But these solutions are not enough. Although the first Starlink satellites have been smuggled into Iran, restoring the Internet will likely require several thousand more. Signal tells MIT Technology Review that “Iranian telecom providers prevent some SMS validation codes from being delivered.” And Iran has already detected and shut down Google’s VPN, which is what happens when a single VPN becomes too popular (plus, unlike most VPNs, Outline costs money).
Also, “there is no reliable mechanism for Iranian users to find these proxies,” notes Nima Fatemi, head of global cybersecurity nonprofit Kandoo. They are promoting themselves on social networks which are banned in Iran. “While I appreciate his effort,” he adds, “it feels half-baked and half-baked.”
There’s more that Big Tech could do, according to some pro-democracy activists and digital freedom experts. But it has received little attention, even though it’s something that several major service providers have been offering until just a few years ago.
“One thing people don’t talk about is the domain front,” says Mahsa Alimardani, an Internet researcher at the University of Oxford and Article19, a human rights organization focused on freedom of expression and information. It’s a technique developers used for years to circumvent Internet restrictions like those that have made it incredibly difficult for Iranians to communicate securely. In essence, domain fronting allows applications to disguise traffic directed at them; for example, when someone types a site into a web browser, this technique goes into that part of browser-to-site communication and can encode what the computer sees in the backend to disguise the true identity of the final site.
In the days of domain fronting, “cloud platforms were used to avoid that,” Alimardani explains.

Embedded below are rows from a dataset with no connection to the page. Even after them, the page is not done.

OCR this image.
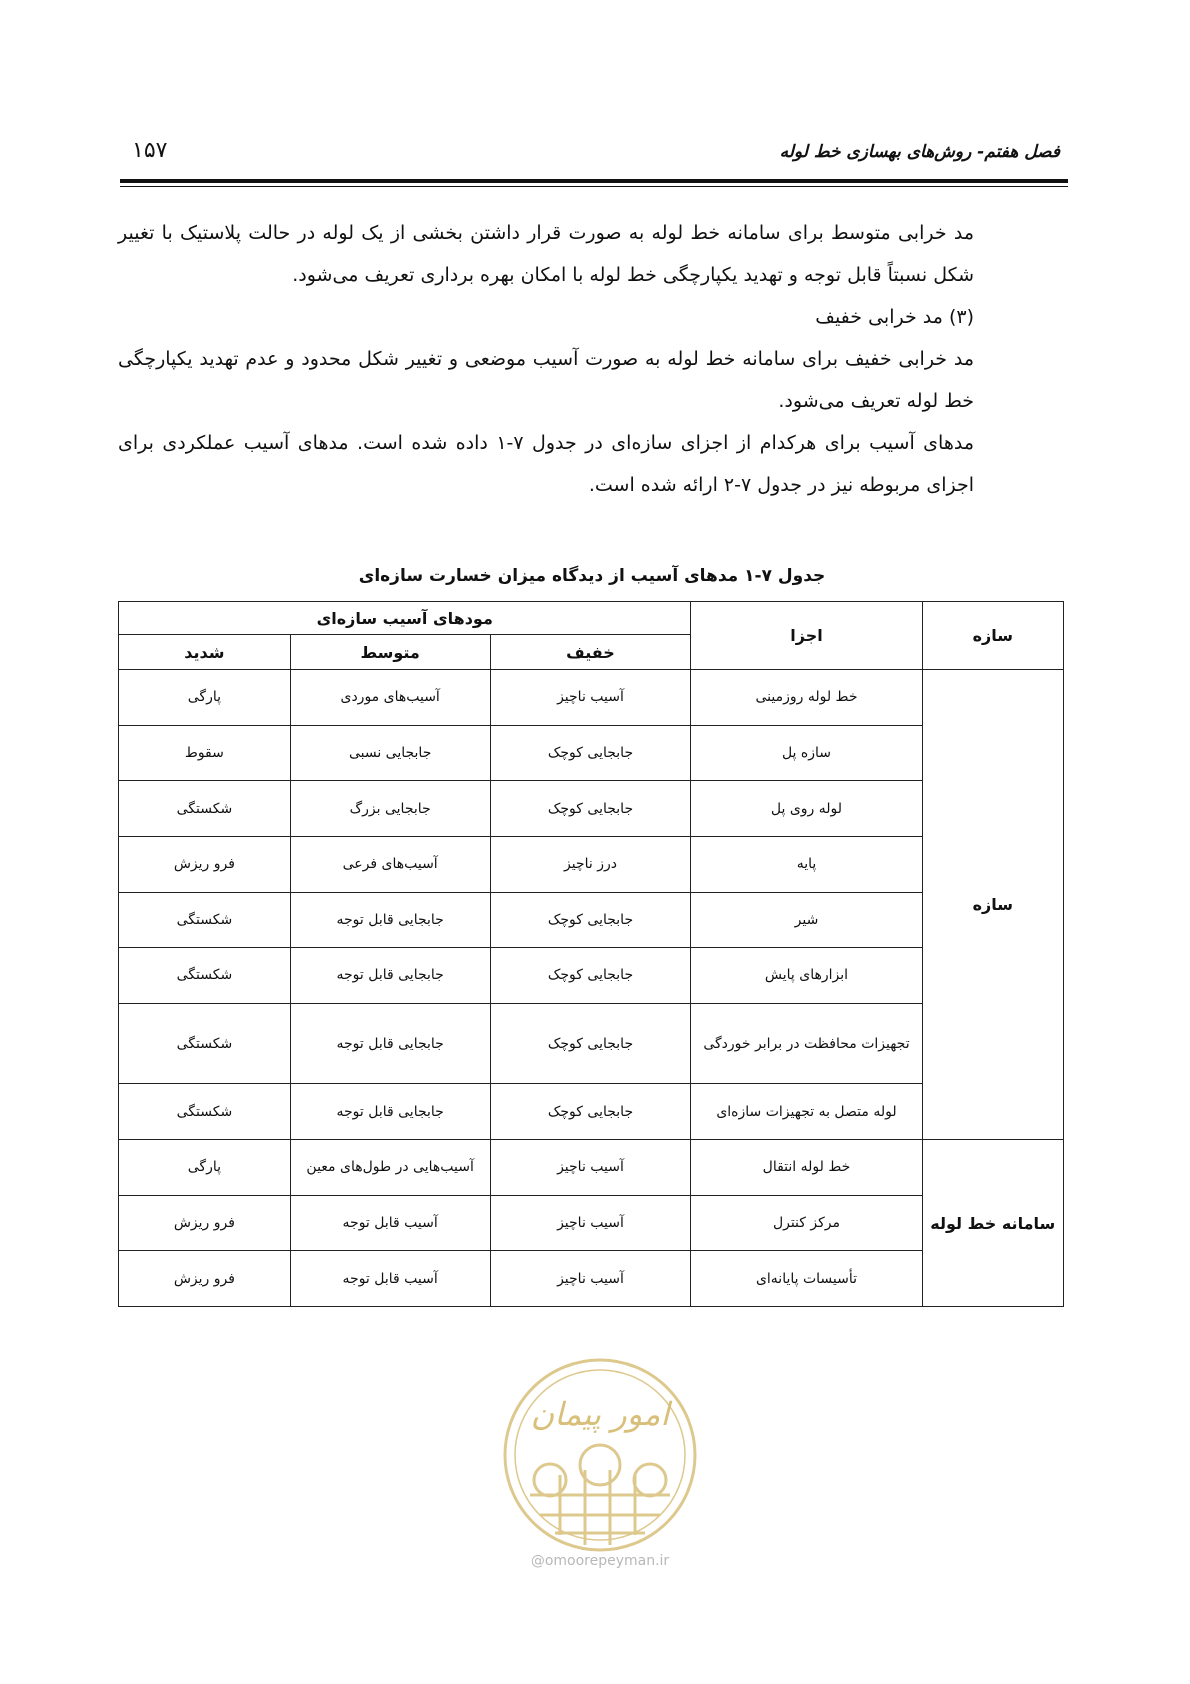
فصل هفتم- روش‌های بهسازی خط لوله
۱۵۷

مد خرابی متوسط برای سامانه خط لوله به صورت قرار داشتن بخشی از یک لوله در حالت پلاستیک با تغییر شکل نسبتاً قابل توجه و تهدید یکپارچگی خط لوله با امکان بهره برداری تعریف می‌شود.

(۳) مد خرابی خفیف

مد خرابی خفیف برای سامانه خط لوله به صورت آسیب موضعی و تغییر شکل محدود و عدم تهدید یکپارچگی خط لوله تعریف می‌شود.

مدهای آسیب برای هرکدام از اجزای سازه‌ای در جدول ۷-۱ داده شده است. مدهای آسیب عملکردی برای اجزای مربوطه نیز در جدول ۷-۲ ارائه شده است.

جدول ۷-۱ مدهای آسیب از دیدگاه میزان خسارت سازه‌ای
سازه	اجزا	مودهای آسیب سازه‌ای		
		خفیف	متوسط	شدید
سازه	خط لوله روزمینی	آسیب ناچیز	آسیب‌های موردی	پارگی
	سازه پل	جابجایی کوچک	جابجایی نسبی	سقوط
	لوله روی پل	جابجایی کوچک	جابجایی بزرگ	شکستگی
	پایه	درز ناچیز	آسیب‌های فرعی	فرو ریزش
	شیر	جابجایی کوچک	جابجایی قابل توجه	شکستگی
	ابزارهای پایش	جابجایی کوچک	جابجایی قابل توجه	شکستگی
	تجهیزات محافظت در برابر خوردگی	جابجایی کوچک	جابجایی قابل توجه	شکستگی
	لوله متصل به تجهیزات سازه‌ای	جابجایی کوچک	جابجایی قابل توجه	شکستگی
سامانه خط لوله	خط لوله انتقال	آسیب ناچیز	آسیب‌هایی در طول‌های معین	پارگی
	مرکز کنترل	آسیب ناچیز	آسیب قابل توجه	فرو ریزش
	تأسیسات پایانه‌ای	آسیب ناچیز	آسیب قابل توجه	فرو ریزش
امور پیمان
@omoorepeyman.ir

From 2016 to 2018, secure messaging apps like Telegram and Signal used Google, Amazon and Microsoft’s cloud hosting infrastructure, where most of the web runs, to disguise user traffic and successfully thwart prohibitions and surveillance in Russia and throughout the Middle East. .
But Google and Amazon stopped the practice in 2018, following a crackdown by the Russian government and citing security concerns about how it could be abused by hackers. Now, activists working at the intersection of human rights and technology say that restoring the technique, with a few tweaks, is a tool Big Tech could use to quickly reconnect Iranians.
The domain front “is a good place to start” if the tech giants really want to help, Alimardani says. “They have to invest to help with the circumvention technology, and having the domain front removed is not really a good look.”
The domain front could be a critical tool to help protesters and activists stay in touch with each other for planning and security purposes, and to allow them to update worried family and friends during a dangerous time. “We recognize the possibility that we may not return home every time we go out,” says Elmira, an Iranian woman in her 30s who asked to be identified only by her first name for security reasons.